For this lab, we will be using the same dataset we used in the previous labs. Load the cleaned categorical and numerical dataframes that you saved at the end of Monday's labs.
- Case Study
- Get data
- Cleaning/Wrangling/EDA
- Processing Data
- Modeling
- Validation
- Reporting
Concatenate Numerical and Categorical dataframes into one dataframe called data.
-
In this final lab, we will model our data. Import sklearn
train_test_split
and separate the data. -
Separate X_train and X_test into numerical and categorical (X_train_cat , X_train_num , X_test_cat , X_test_num)
-
Use X_train_num to fit scalers. Transform BOTH X_train_num and X_test_num.
-
Encode the categorical variables X_train_cat and X_test_cat (See the hint below for encoding categorical data!!!)
-
Since the model will only accept numerical data, check and make sure that every column is numerical, if some are not, change it using encoding.
You should deal with the categorical variables as shown below (for ordinal encoding, dummy code has been provided as well):
Encoder Type | Column |
---|---|
One hot | state |
Ordinal | coverage |
Ordinal | employmentstatus |
Ordinal | location code |
One hot | marital status |
One hot | policy type |
One hot | policy |
One hot | renew offercustomer_df |
One hot | sales channel |
One hot | vehicle class |
Ordinal | vehicle size |
data["coverage"] = data["coverage"].map({"Basic" : 0, "Extended" : 1, "Premium" : 2})

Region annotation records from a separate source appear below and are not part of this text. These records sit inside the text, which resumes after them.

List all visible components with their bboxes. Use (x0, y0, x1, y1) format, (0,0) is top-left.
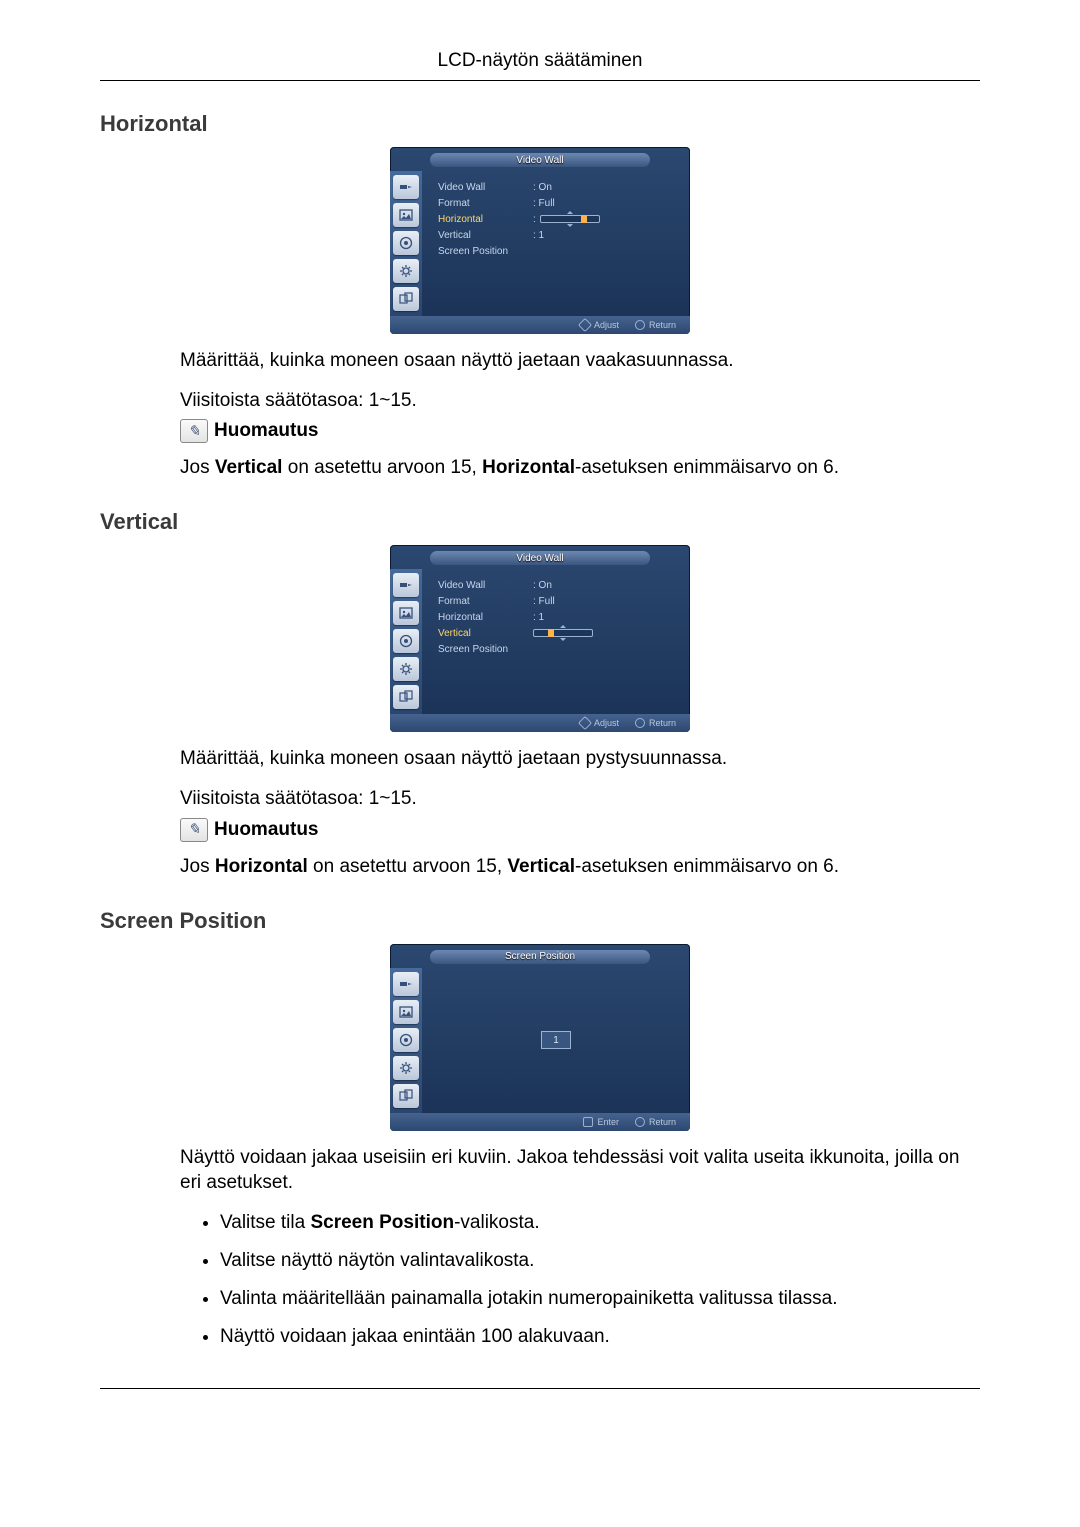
osd-item-value: : 1 (533, 612, 544, 623)
list-item: Valinta määritellään painamalla jotakin … (220, 1288, 980, 1310)
osd-sidebar (390, 569, 422, 714)
screenpos-desc: Näyttö voidaan jakaa useisiin eri kuviin… (180, 1145, 980, 1196)
osd-title-text: Video Wall (516, 155, 563, 166)
page-header-title: LCD-näytön säätäminen (100, 50, 980, 72)
note-icon: ✎ (180, 419, 208, 443)
note-label: Huomautus (214, 819, 319, 841)
note-label: Huomautus (214, 420, 319, 442)
osd-content: Video Wall: On Format: Full Horizontal: … (422, 569, 690, 714)
horizontal-desc: Määrittää, kuinka moneen osaan näyttö ja… (180, 348, 980, 374)
osd-footer: Adjust Return (390, 316, 690, 334)
osd-item-label[interactable]: Format (438, 596, 533, 607)
osd-footer: Adjust Return (390, 714, 690, 732)
setup-icon[interactable] (393, 259, 419, 283)
header-rule (100, 80, 980, 81)
osd-item-value: : On (533, 580, 552, 591)
return-button[interactable]: Return (635, 718, 676, 728)
vertical-desc: Määrittää, kuinka moneen osaan näyttö ja… (180, 746, 980, 772)
osd-item-value: : 1 (533, 230, 544, 241)
return-icon (635, 718, 645, 728)
sound-icon[interactable] (393, 629, 419, 653)
diamond-icon (578, 716, 592, 730)
osd-item-value: : Full (533, 198, 555, 209)
osd-item-label[interactable]: Screen Position (438, 246, 533, 257)
list-item: Valitse näyttö näytön valintavalikosta. (220, 1250, 980, 1272)
note-icon: ✎ (180, 818, 208, 842)
osd-item-label[interactable]: Video Wall (438, 580, 533, 591)
return-button[interactable]: Return (635, 1117, 676, 1127)
multi-icon[interactable] (393, 287, 419, 311)
enter-icon (583, 1117, 593, 1127)
multi-icon[interactable] (393, 685, 419, 709)
osd-item-label[interactable]: Vertical (438, 230, 533, 241)
osd-titlebar: Video Wall (390, 147, 690, 171)
osd-menu-screenpos: Screen Position 1 Enter Return (390, 944, 690, 1131)
picture-icon[interactable] (393, 203, 419, 227)
osd-slider[interactable] (533, 629, 593, 637)
adjust-button[interactable]: Adjust (580, 718, 619, 728)
input-icon[interactable] (393, 175, 419, 199)
footer-rule (100, 1388, 980, 1389)
picture-icon[interactable] (393, 1000, 419, 1024)
osd-item-label[interactable]: Screen Position (438, 644, 533, 655)
osd-item-label[interactable]: Horizontal (438, 214, 533, 225)
list-item: Valitse tila Screen Position-valikosta. (220, 1212, 980, 1234)
osd-item-value: : (533, 214, 536, 225)
return-icon (635, 320, 645, 330)
osd-item-value: : Full (533, 596, 555, 607)
osd-item-label[interactable]: Horizontal (438, 612, 533, 623)
vertical-levels: Viisitoista säätötasoa: 1~15. (180, 786, 980, 812)
osd-menu-vertical: Video Wall Video Wall: On Format: Full H… (390, 545, 690, 732)
osd-title-text: Screen Position (505, 951, 575, 962)
section-heading-screenpos: Screen Position (100, 908, 980, 934)
osd-sidebar (390, 968, 422, 1113)
enter-button[interactable]: Enter (583, 1117, 619, 1127)
osd-titlebar: Screen Position (390, 944, 690, 968)
setup-icon[interactable] (393, 657, 419, 681)
return-button[interactable]: Return (635, 320, 676, 330)
setup-icon[interactable] (393, 1056, 419, 1080)
osd-item-label[interactable]: Video Wall (438, 182, 533, 193)
vertical-note-text: Jos Horizontal on asetettu arvoon 15, Ve… (180, 856, 980, 878)
return-icon (635, 1117, 645, 1127)
screenpos-bullets: Valitse tila Screen Position-valikosta. … (220, 1212, 980, 1348)
osd-titlebar: Video Wall (390, 545, 690, 569)
osd-item-label[interactable]: Format (438, 198, 533, 209)
input-icon[interactable] (393, 573, 419, 597)
sound-icon[interactable] (393, 231, 419, 255)
diamond-icon (578, 318, 592, 332)
horizontal-levels: Viisitoista säätötasoa: 1~15. (180, 388, 980, 414)
sound-icon[interactable] (393, 1028, 419, 1052)
osd-slider[interactable] (540, 215, 600, 223)
osd-footer: Enter Return (390, 1113, 690, 1131)
osd-title-text: Video Wall (516, 553, 563, 564)
osd-sidebar (390, 171, 422, 316)
multi-icon[interactable] (393, 1084, 419, 1108)
section-heading-horizontal: Horizontal (100, 111, 980, 137)
picture-icon[interactable] (393, 601, 419, 625)
input-icon[interactable] (393, 972, 419, 996)
osd-item-label[interactable]: Vertical (438, 628, 533, 639)
osd-menu-horizontal: Video Wall Video Wall: On Format: Full H… (390, 147, 690, 334)
horizontal-note-text: Jos Vertical on asetettu arvoon 15, Hori… (180, 457, 980, 479)
osd-item-value: : On (533, 182, 552, 193)
screen-position-value[interactable]: 1 (541, 1031, 571, 1049)
osd-content: 1 (422, 968, 690, 1113)
osd-content: Video Wall: On Format: Full Horizontal: … (422, 171, 690, 316)
section-heading-vertical: Vertical (100, 509, 980, 535)
list-item: Näyttö voidaan jakaa enintään 100 alakuv… (220, 1326, 980, 1348)
adjust-button[interactable]: Adjust (580, 320, 619, 330)
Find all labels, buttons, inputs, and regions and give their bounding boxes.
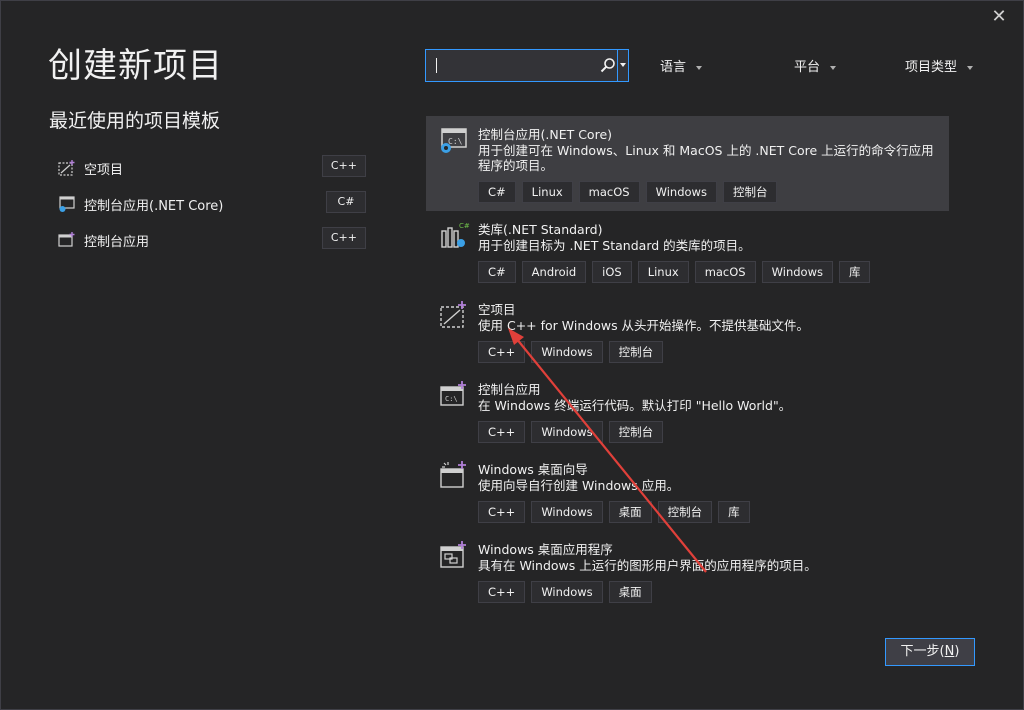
recent-templates-list: 空项目 C++ 控制台应用(.NET Core) C# 控制台应用 C++ [58, 150, 370, 258]
template-name: 空项目 [478, 302, 516, 317]
tag: Windows [531, 501, 603, 523]
next-button-label: 下一步( [900, 644, 945, 659]
tag: Windows [761, 261, 833, 283]
language-filter-label: 语言 [660, 60, 687, 75]
next-button-mnemonic: N [944, 644, 955, 659]
template-description: 在 Windows 终端运行代码。默认打印 "Hello World"。 [478, 398, 792, 413]
template-description: 用于创建可在 Windows、Linux 和 MacOS 上的 .NET Cor… [478, 143, 934, 173]
recent-item-console-app[interactable]: 控制台应用 C++ [58, 222, 370, 258]
tag: C# [478, 181, 516, 203]
template-item-empty-project[interactable]: 空项目 使用 C++ for Windows 从头开始操作。不提供基础文件。 C… [426, 291, 949, 371]
tag: macOS [578, 181, 640, 203]
template-description: 使用 C++ for Windows 从头开始操作。不提供基础文件。 [478, 318, 810, 333]
tag: 控制台 [657, 501, 713, 523]
tag: Windows [531, 421, 603, 443]
text-cursor [436, 58, 437, 73]
template-name: 控制台应用 [478, 382, 541, 397]
tag: C# [478, 261, 516, 283]
template-tags: C++ Windows 控制台 [478, 341, 664, 363]
tag: Linux [521, 181, 573, 203]
template-item-console-dotnet[interactable]: C:\ 控制台应用(.NET Core) 用于创建可在 Windows、Linu… [426, 116, 949, 211]
template-list: C:\ 控制台应用(.NET Core) 用于创建可在 Windows、Linu… [426, 116, 949, 611]
tag: Windows [645, 181, 717, 203]
template-tags: C++ Windows 桌面 [478, 581, 652, 603]
tag: macOS [694, 261, 756, 283]
template-item-desktop-wizard[interactable]: Windows 桌面向导 使用向导自行创建 Windows 应用。 C++ Wi… [426, 451, 949, 531]
template-description: 具有在 Windows 上运行的图形用户界面的应用程序的项目。 [478, 558, 817, 573]
recent-item-label: 空项目 [84, 162, 124, 178]
template-description: 使用向导自行创建 Windows 应用。 [478, 478, 680, 493]
console-dotnet-icon: C:\ [441, 128, 467, 153]
tag: C++ [478, 581, 526, 603]
search-input[interactable] [434, 55, 596, 77]
tag: 控制台 [722, 181, 778, 203]
template-item-desktop-app[interactable]: Windows 桌面应用程序 具有在 Windows 上运行的图形用户界面的应用… [426, 531, 949, 611]
tag: 库 [838, 261, 871, 283]
tag: 库 [718, 501, 750, 523]
close-button[interactable]: ✕ [988, 6, 1010, 28]
tag: C++ [478, 421, 526, 443]
language-filter[interactable]: 语言 [660, 56, 703, 75]
project-type-filter[interactable]: 项目类型 [905, 56, 974, 75]
template-search-box [425, 49, 629, 82]
empty-project-icon [440, 301, 466, 328]
template-tags: C++ Windows 控制台 [478, 421, 664, 443]
chevron-down-icon [967, 65, 974, 70]
tag: C++ [478, 501, 526, 523]
platform-filter-label: 平台 [794, 60, 821, 75]
template-item-console-app[interactable]: C:\ 控制台应用 在 Windows 终端运行代码。默认打印 "Hello W… [426, 371, 949, 451]
recent-item-lang-badge: C# [326, 191, 366, 213]
recent-item-lang-badge: C++ [321, 227, 366, 249]
template-tags: C# Android iOS Linux macOS Windows 库 [478, 261, 871, 283]
next-button-label-suffix: ) [954, 644, 960, 659]
search-history-dropdown[interactable] [617, 50, 628, 81]
tag: 控制台 [608, 341, 664, 363]
chevron-down-icon [830, 65, 837, 70]
tag: Android [521, 261, 587, 283]
svg-text:C#: C# [459, 222, 470, 230]
template-item-class-library[interactable]: C# 类库(.NET Standard) 用于创建目标为 .NET Standa… [426, 211, 949, 291]
page-title: 创建新项目 [48, 46, 223, 86]
tag: 桌面 [608, 501, 652, 523]
next-button[interactable]: 下一步(N) [885, 638, 975, 666]
search-icon[interactable] [600, 57, 616, 73]
recent-templates-heading: 最近使用的项目模板 [49, 110, 221, 132]
recent-item-label: 控制台应用 [84, 234, 150, 250]
desktop-wizard-icon [440, 461, 466, 488]
svg-text:C:\: C:\ [448, 137, 463, 146]
class-library-icon: C# [441, 222, 470, 248]
template-description: 用于创建目标为 .NET Standard 的类库的项目。 [478, 238, 751, 253]
template-tags: C++ Windows 桌面 控制台 库 [478, 501, 750, 523]
tag: C++ [478, 341, 526, 363]
console-app-icon: C:\ [440, 381, 466, 406]
empty-project-icon [58, 160, 75, 176]
svg-text:C:\: C:\ [445, 395, 458, 403]
template-name: Windows 桌面向导 [478, 462, 588, 477]
console-dotnet-icon [59, 196, 75, 212]
template-name: Windows 桌面应用程序 [478, 542, 613, 557]
tag: iOS [592, 261, 632, 283]
platform-filter[interactable]: 平台 [794, 56, 837, 75]
template-tags: C# Linux macOS Windows 控制台 [478, 181, 778, 203]
template-name: 类库(.NET Standard) [478, 222, 603, 237]
tag: Linux [637, 261, 689, 283]
tag: 控制台 [608, 421, 664, 443]
recent-item-label: 控制台应用(.NET Core) [84, 198, 224, 214]
tag: 桌面 [608, 581, 652, 603]
project-type-filter-label: 项目类型 [905, 60, 958, 75]
desktop-app-icon [440, 541, 466, 568]
recent-item-lang-badge: C++ [321, 155, 366, 177]
template-name: 控制台应用(.NET Core) [478, 127, 613, 142]
tag: Windows [531, 341, 603, 363]
recent-item-empty-project[interactable]: 空项目 C++ [58, 150, 370, 186]
tag: Windows [531, 581, 603, 603]
chevron-down-icon [696, 65, 703, 70]
console-app-icon [58, 232, 75, 247]
recent-item-console-dotnet[interactable]: 控制台应用(.NET Core) C# [58, 186, 370, 222]
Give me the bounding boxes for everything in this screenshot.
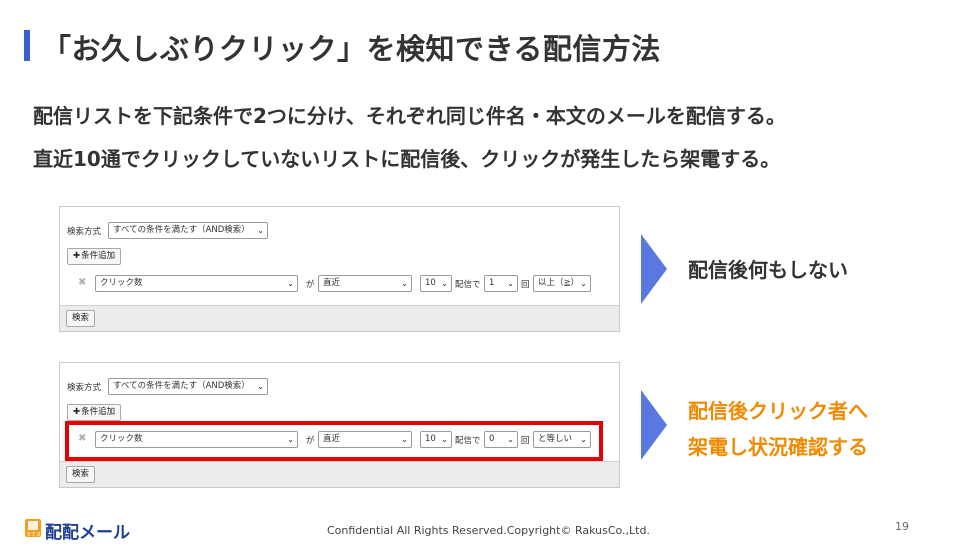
chevron-down-icon: ⌄: [580, 435, 587, 444]
count-select[interactable]: 10 ⌄: [420, 275, 452, 292]
search-method-select[interactable]: すべての条件を満たす（AND検索） ⌄: [108, 222, 268, 239]
haishin-de-label: 配信で: [455, 280, 481, 290]
ga-label: が: [306, 280, 315, 290]
add-condition-button[interactable]: ✚条件追加: [67, 404, 122, 421]
page-number: 19: [895, 520, 909, 533]
search-button[interactable]: 検索: [66, 466, 96, 483]
chevron-down-icon: ⌄: [441, 435, 448, 444]
chevron-down-icon: ⌄: [287, 279, 294, 288]
slide-title: 「お久しぶりクリック」を検知できる配信方法: [42, 32, 661, 66]
brand-name: 配配メール: [45, 523, 130, 543]
result-a-text: 配信後何もしない: [688, 258, 848, 282]
chevron-down-icon: ⌄: [507, 279, 514, 288]
arrow-right-icon: [641, 234, 667, 304]
kai-label: 回: [521, 280, 530, 290]
add-condition-button[interactable]: ✚条件追加: [67, 248, 122, 265]
plus-icon: ✚: [73, 407, 81, 417]
search-method-label: 検索方式: [67, 383, 102, 393]
haishin-de-label: 配信で: [455, 436, 481, 446]
chevron-down-icon: ⌄: [507, 435, 514, 444]
period-select[interactable]: 直近 ⌄: [318, 431, 412, 448]
comparator-select[interactable]: と等しい ⌄: [533, 431, 591, 448]
arrow-right-icon: [641, 390, 667, 460]
search-button[interactable]: 検索: [66, 310, 96, 327]
search-panel-a: 検索方式 すべての条件を満たす（AND検索） ⌄ ✚条件追加 ✖ クリック数 ⌄…: [59, 206, 620, 332]
chevron-down-icon: ⌄: [401, 279, 408, 288]
search-method-label: 検索方式: [67, 227, 102, 237]
chevron-down-icon: ⌄: [257, 382, 264, 391]
condition-field-select[interactable]: クリック数 ⌄: [95, 275, 298, 292]
brand-mark-icon: ラクス: [25, 519, 41, 538]
period-select[interactable]: 直近 ⌄: [318, 275, 412, 292]
search-panel-b-body: 検索方式 すべての条件を満たす（AND検索） ⌄ ✚条件追加 ✖ クリック数 ⌄…: [60, 363, 619, 462]
remove-condition-icon[interactable]: ✖: [78, 433, 86, 444]
chevron-down-icon: ⌄: [287, 435, 294, 444]
title-accent-bar: [24, 30, 30, 61]
result-b-line-1: 配信後クリック者へ: [688, 399, 868, 423]
chevron-down-icon: ⌄: [257, 226, 264, 235]
condition-field-select[interactable]: クリック数 ⌄: [95, 431, 298, 448]
search-panel-b-footer: 検索: [60, 461, 619, 487]
count-select[interactable]: 10 ⌄: [420, 431, 452, 448]
intro-line-2: 直近10通でクリックしていないリストに配信後、クリックが発生したら架電する。: [33, 147, 781, 171]
intro-text: 配信リストを下記条件で2つに分け、それぞれ同じ件名・本文のメールを配信する。 直…: [33, 95, 786, 181]
comparator-select[interactable]: 以上（≧） ⌄: [533, 275, 591, 292]
chevron-down-icon: ⌄: [580, 279, 587, 288]
intro-line-1: 配信リストを下記条件で2つに分け、それぞれ同じ件名・本文のメールを配信する。: [33, 104, 786, 128]
chevron-down-icon: ⌄: [441, 279, 448, 288]
search-panel-a-body: 検索方式 すべての条件を満たす（AND検索） ⌄ ✚条件追加 ✖ クリック数 ⌄…: [60, 207, 619, 306]
chevron-down-icon: ⌄: [401, 435, 408, 444]
search-panel-b: 検索方式 すべての条件を満たす（AND検索） ⌄ ✚条件追加 ✖ クリック数 ⌄…: [59, 362, 620, 488]
result-b-line-2: 架電し状況確認する: [688, 435, 868, 459]
kai-label: 回: [521, 436, 530, 446]
remove-condition-icon[interactable]: ✖: [78, 277, 86, 288]
search-method-select[interactable]: すべての条件を満たす（AND検索） ⌄: [108, 378, 268, 395]
copyright-footer: Confidential All Rights Reserved.Copyrig…: [327, 524, 650, 537]
result-b-text: 配信後クリック者へ 架電し状況確認する: [688, 393, 868, 465]
times-select[interactable]: 1 ⌄: [484, 275, 518, 292]
times-select[interactable]: 0 ⌄: [484, 431, 518, 448]
ga-label: が: [306, 436, 315, 446]
plus-icon: ✚: [73, 251, 81, 261]
search-panel-a-footer: 検索: [60, 305, 619, 331]
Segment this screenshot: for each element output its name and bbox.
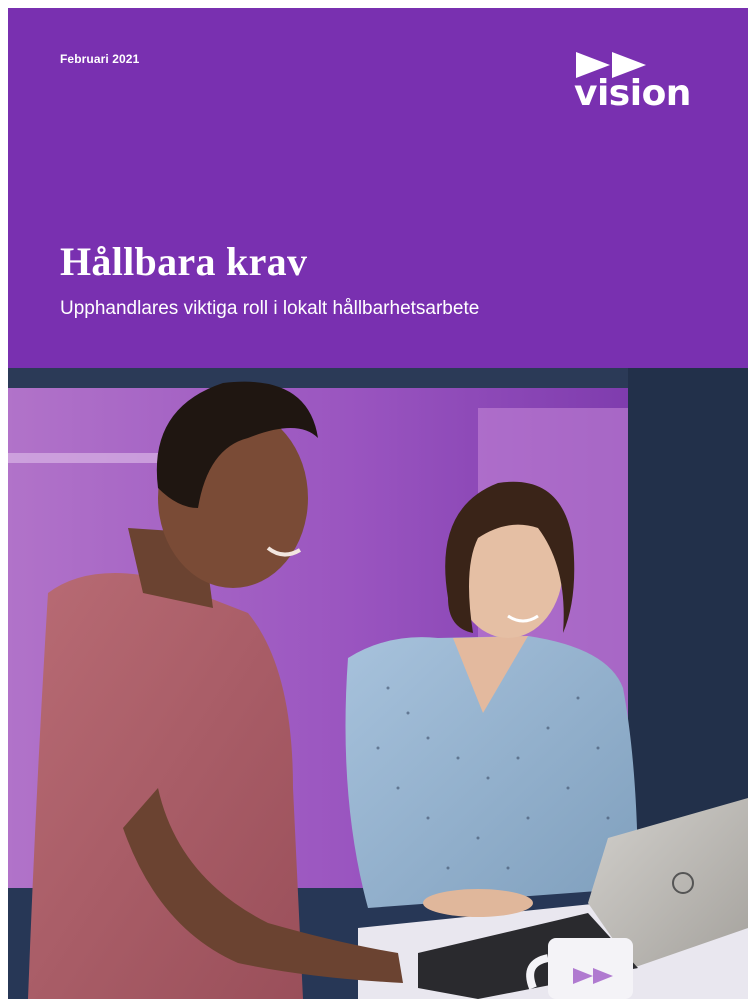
vision-logo: vision (574, 52, 714, 122)
report-cover: Februari 2021 vision Hållbara krav Uppha… (0, 0, 748, 999)
logo-wordmark: vision (574, 73, 691, 114)
page-subtitle: Upphandlares viktiga roll i lokalt hållb… (60, 298, 480, 319)
cover-photo (8, 368, 748, 999)
page-title: Hållbara krav (60, 239, 308, 284)
two-people-at-laptop-photo (8, 368, 748, 999)
cover-header-band: Februari 2021 vision Hållbara krav Uppha… (8, 8, 748, 368)
publication-date: Februari 2021 (60, 52, 140, 66)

given that column "coverage" in the dataframe "data" has three categories:
"basic", "extended", and "premium" and values are to be represented in the same order.
-
Try a simple linear regression with all the data to see whether we are getting good results.
-
Great! Now define a function that takes a list of models and train (and tests) them so we can try a lot of them without repeating code.
-
Use the function to check
LinearRegressor
andKNeighborsRegressor
. -
You can check also the
MLPRegressor
for this task! -
Check and discuss the results.